SP: questa pressione, e qui non parlo solo di insulti, non fa altro che destabilizzare l’arbitro. L’insulto viene recepito subito e l’arbitro ha i mezzi necessari per bloccare questo genere di infrazione. Quello che purtroppo è difficile da gestire sono le continue osservazioni o critiche all’indirizzo del suo operato. Giocatori ma più spesso allenatori camminano sempre sul filo del rasoio criticando o facendo scene da baraccone. Questo modo di fare “disturba” in modo esponenziale l’operato dei direttori di gioco e se l’arbitro non è più che bravo nel redimere al momento opportuno questi comportamenti incontrerà serie difficoltà. Nei corsi di istruzione abbiamo introdotto alcune lezioni mirate effettuate da uno psicologo dello sport.

CH: sig.

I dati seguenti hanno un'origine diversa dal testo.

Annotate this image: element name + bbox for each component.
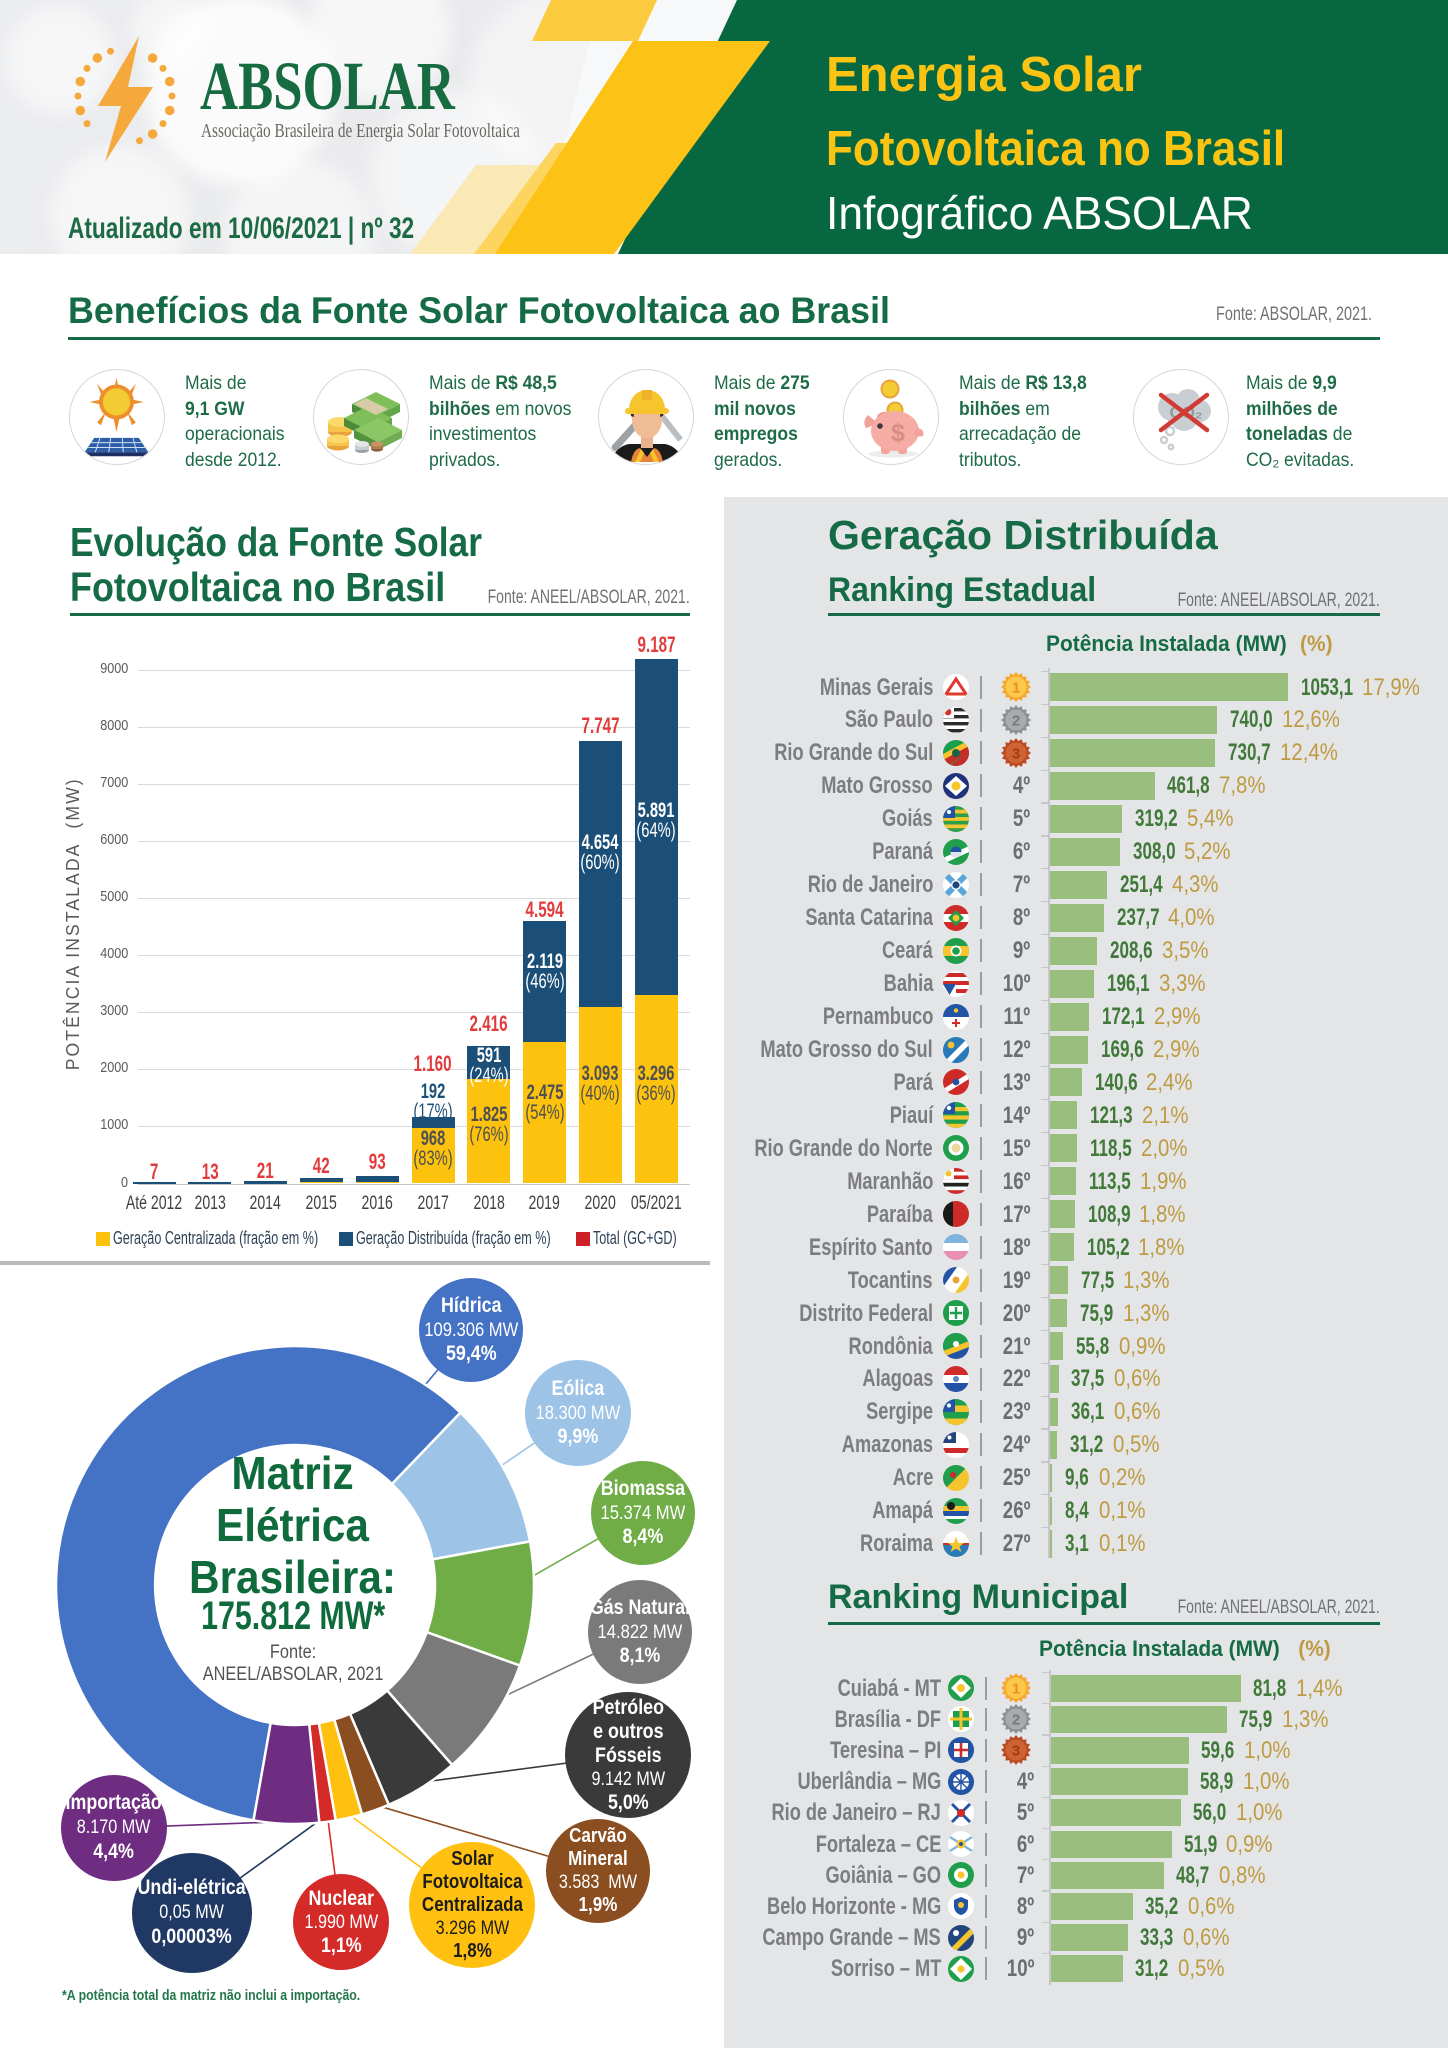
svg-text:3: 3 <box>1012 745 1020 762</box>
svg-text:$: $ <box>891 419 905 447</box>
svg-text:2: 2 <box>1012 712 1020 729</box>
svg-text:2: 2 <box>1012 1712 1020 1729</box>
svg-text:1: 1 <box>1012 680 1020 697</box>
svg-text:1: 1 <box>1012 1681 1020 1698</box>
svg-text:3: 3 <box>1012 1743 1020 1760</box>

Papa, ma perchè diventare arbitro?

SP: anche nell’arbitraggio si possono raggiungere obiettivi ambiziosi ma le soddisfazioni si possono raccogliere anche dirigendo partite di attivi nel campionato regionale come pure mettendosi a disposizione per dirigere gare del settore allievi. L’arbitro rafforza il proprio carattere, conosce molti giocatori e persone, riceve la tessera per l’entrata gratuita alle partite organizzate dall’ASF e percepisce un compenso per ogni partita diretta. L’invito non è rivolto unicamente ai giovani a partire dai 16 anni ma pure a coloro che stanno per attaccare le scarpe al classico chiodo quali giocatori. Quest’ultimi potranno fare un’ulteriore passo nel calcio regionale mettendo a disposizione la loro esperienza in un ambito che fino ad ora hanno visto soltanto dall’esterno.

CH: i mini arbitri potrebbero essere gli arbitri di domani?

SP: per noi questo gruppo di mini arbitri è molto importante. Il progetto è iniziato cinque anni or sono ed ha “fruttato” una ventina di arbitri ufficiali. Invito le società ad iscrivere ragazzi disponibili, che possiedono una buona condizione fisica e che hanno voglia di intraprendere un’attività a favore dei ragazzini più giovani di loro. L’età ideale per far parte di questo gruppo è a partire dai 13 anni e devono essere disponibili al sabato mattina. Il formulario per l’iscrizione è inserito nel sito ufficiale della Federazione Ticinese di calcio.